By now everyone has heard about the Continental Hockey League (KHL), the new Russian league which essential the previous Russian Super League with 4 additional teams.

This is the brainchild of Alexander Ivanovich Medvedev, a Russian oil baron and the vice-president of Gazprom, who has his heart set on creating a hockey league that can rival the NHL. There is a patriotic element to the project in that he and his colleagues resent the fact that there hockey stars are playing in North America.

I see one of the objectives of the league is to repatriate Russian players back to Russia. In fact that has gradually been taking place. In the season prior to the lockout there were 57 Russian players in the NHL. This past season that number has fallen to just 27.

Contributing to this has been the lack of a player transfer agreement with Russia. Most major European hockey nations have an agreement whereby the NHL pays some money to bring players from these nations to the NHL. This money helps to pay for development of future players and the cost of development of the new NHL player (at least in principle). The negotiation of these amount has been done in a "take it or leave it" style by the NHL and the Europeans have no leverage. Russia is the only nation to reject this agreement. This means that Russian contracts do not have to be honored in North America and North American contracts do not have to be honored in Russia. A Russian player who signs in North America can decide that he is unhappy there and leave in mid-contract to sign in Russia. The recent agreement between the NHL and KHL means that the parties will at least honour each others contracts although no transfer fee has been agreed to.

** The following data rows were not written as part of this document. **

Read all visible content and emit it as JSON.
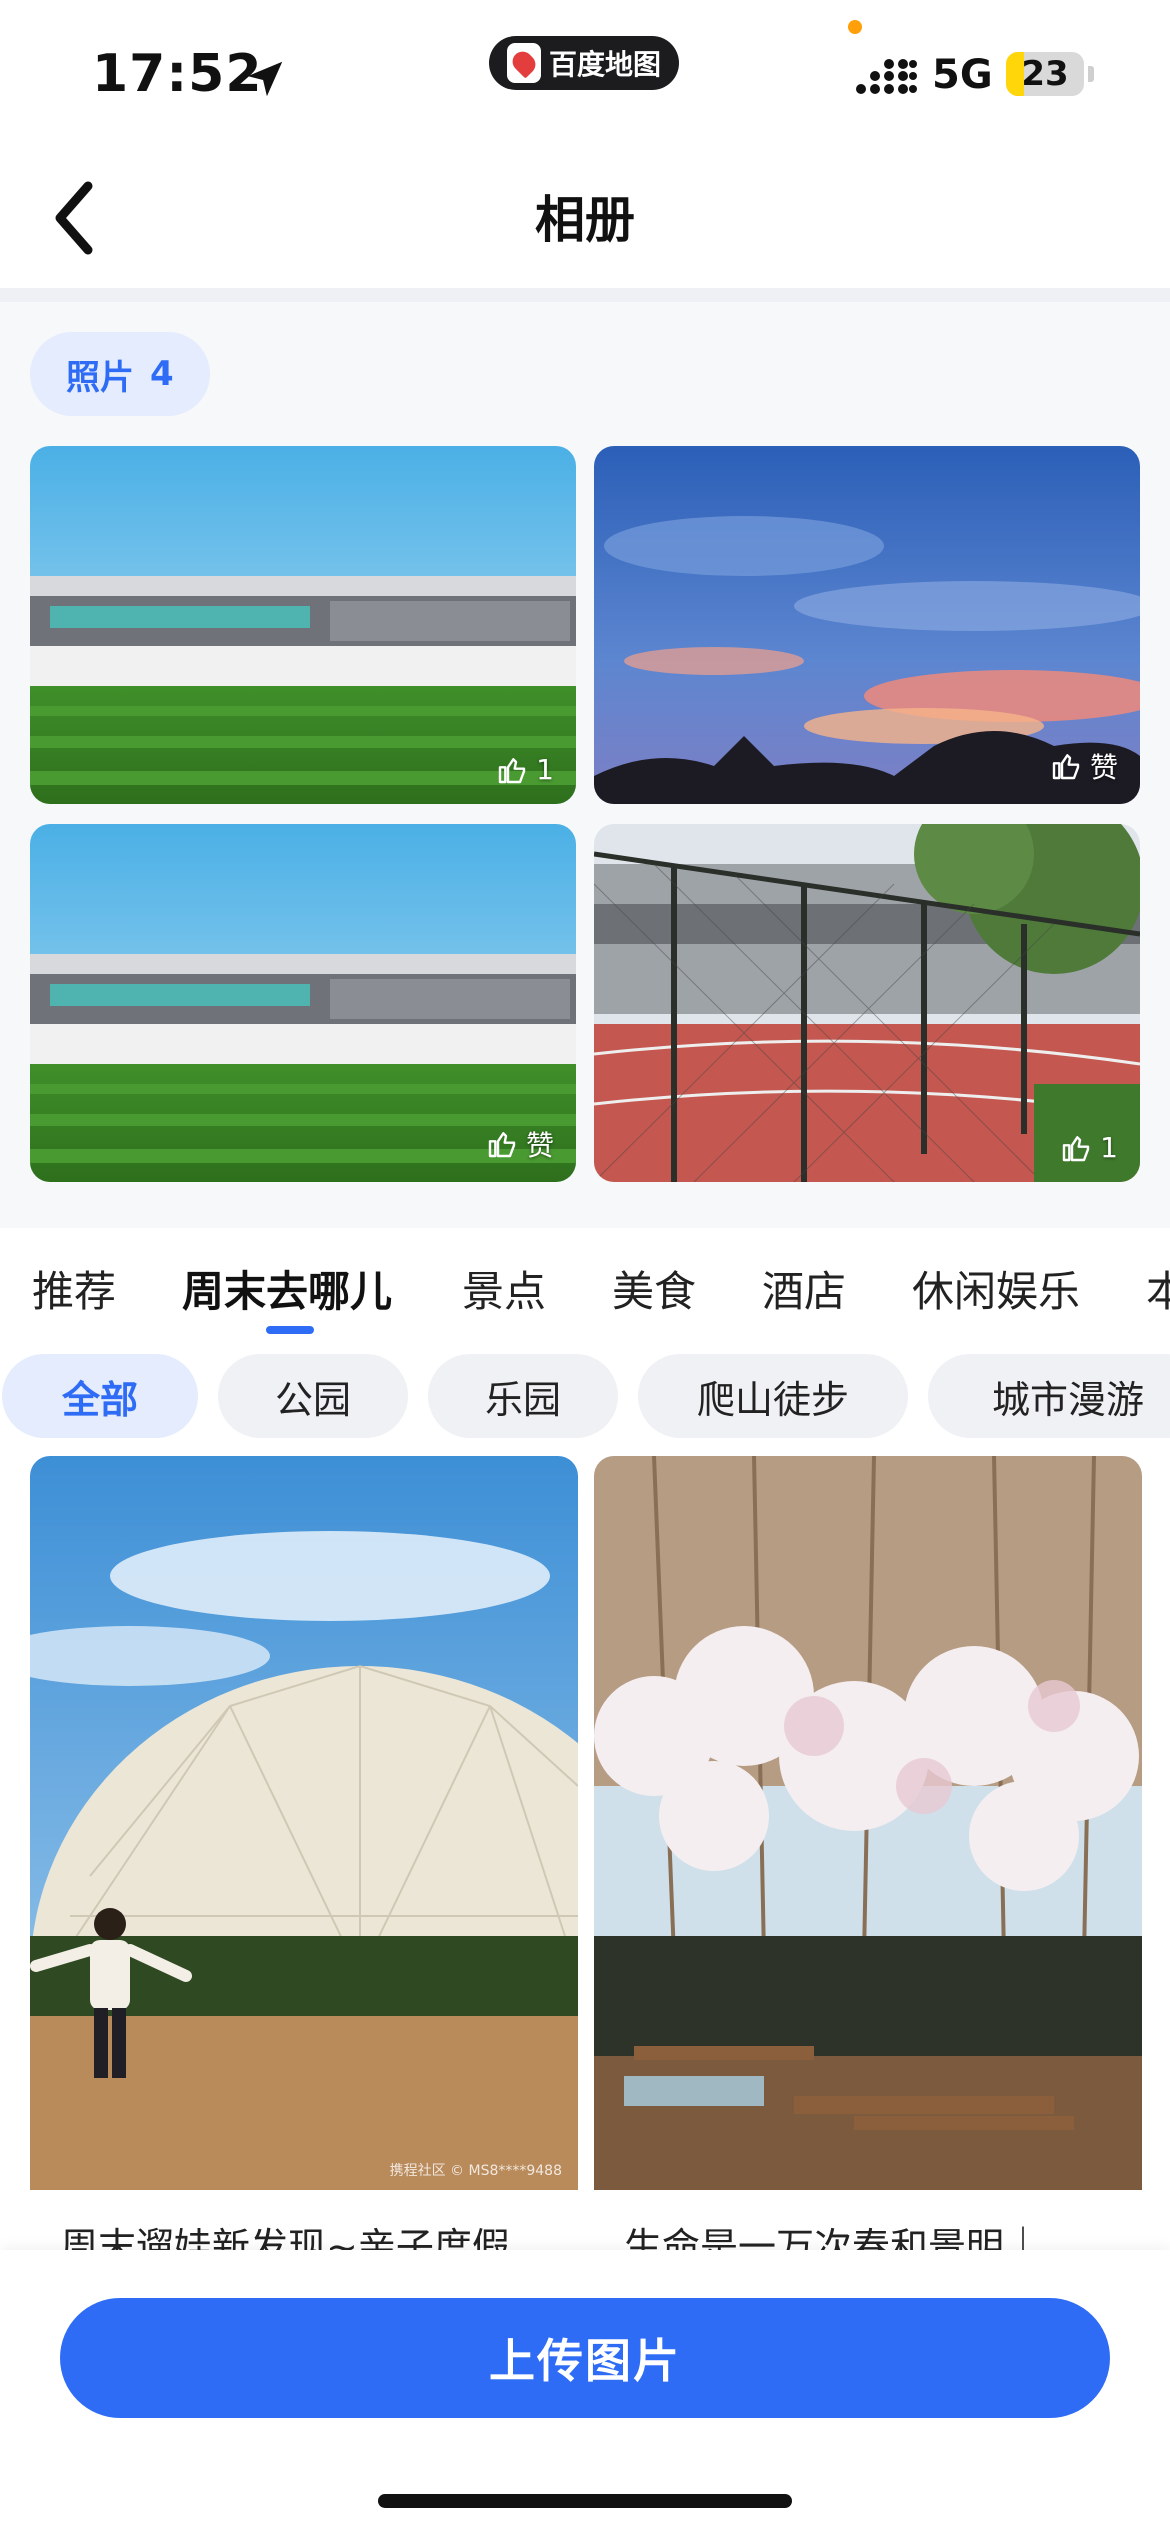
{
  "status_bar": {
    "time": "17:52",
    "app_pill_label": "百度地图",
    "network": "5G",
    "battery": "23",
    "battery_level": 0.23,
    "colors": {
      "battery_fill": "#ffd60a",
      "recording_dot": "#ff9f0a"
    }
  },
  "nav": {
    "title": "相册",
    "back_icon": "chevron-left-icon"
  },
  "album": {
    "count_label": "照片",
    "count": "4",
    "photos": [
      {
        "subject": "stadium-building-with-green-field",
        "like_label": "1"
      },
      {
        "subject": "sunset-sky-with-pink-clouds",
        "like_label": "赞"
      },
      {
        "subject": "stadium-building-with-green-field",
        "like_label": "赞"
      },
      {
        "subject": "running-track-behind-fence",
        "like_label": "1"
      }
    ],
    "like_icon": "thumbs-up-icon"
  },
  "category_tabs": [
    {
      "label": "推荐",
      "active": false
    },
    {
      "label": "周末去哪儿",
      "active": true
    },
    {
      "label": "景点",
      "active": false
    },
    {
      "label": "美食",
      "active": false
    },
    {
      "label": "酒店",
      "active": false
    },
    {
      "label": "休闲娱乐",
      "active": false
    },
    {
      "label": "本",
      "active": false
    }
  ],
  "filters": [
    {
      "label": "全部",
      "active": true
    },
    {
      "label": "公园",
      "active": false
    },
    {
      "label": "乐园",
      "active": false
    },
    {
      "label": "爬山徒步",
      "active": false
    },
    {
      "label": "城市漫游",
      "active": false
    }
  ],
  "feed": [
    {
      "caption": "周末遛娃新发现~亲子度假",
      "watermark": "携程社区 © MS8****9488",
      "subject": "girl-in-front-of-white-dome"
    },
    {
      "caption": "生命是一万次春和景明｜",
      "watermark": "",
      "subject": "magnolia-trees-with-deck-chairs"
    }
  ],
  "upload_button": "上传图片",
  "colors": {
    "accent": "#2f6cf6",
    "chip_bg": "#e4ecfd",
    "section_bg": "#f7f8fa"
  }
}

So will the KHL hurt the NHL?

There is little agreement on the impact of the new league. If the goal is predominantly to repatriate Russian players well there are few left in the NHL. The big stars like Ovechkin and Malkin could make more money back home but would not be playing with the best players in the world. Even older players like Federov rejected better offers from Russian teams to remain in the NHL. But other players like Alexei Yashin, Aleksey Morozov. Danny Markov and Oleg Kvasha went back to Russia. The signing of Jagr and Emery weren't big deals because Jagr was at the end of his career and Emery was being treated as an untouchable by NHL teams.

Everything changed with the signing of Alex Radulov who was still under contract with Nashville. Entry level players are underpaid in the NHL but their big money starts when they can become free agents. The Burke-Lowe feud is because Burke feels that Edmonton's offer sheet to Dustin Penner has the potential of increasing salaries for younger players. The KHL can potentially have a similar impact.

As long as the KHL poaches Russian players and marginal NHL talents (like John Grahame and Chris Simon) no one will get that worked up. The real danger is the Europeans that do not pay even close to what is being offered to players by the KHL. But what would happen if the billionaire Russians target North American stars? What if Rick Nash who becomes a free agent in about 2 years is offered$100 million over 5 years? No NHL team can come close to matching that. Things might really get interesting.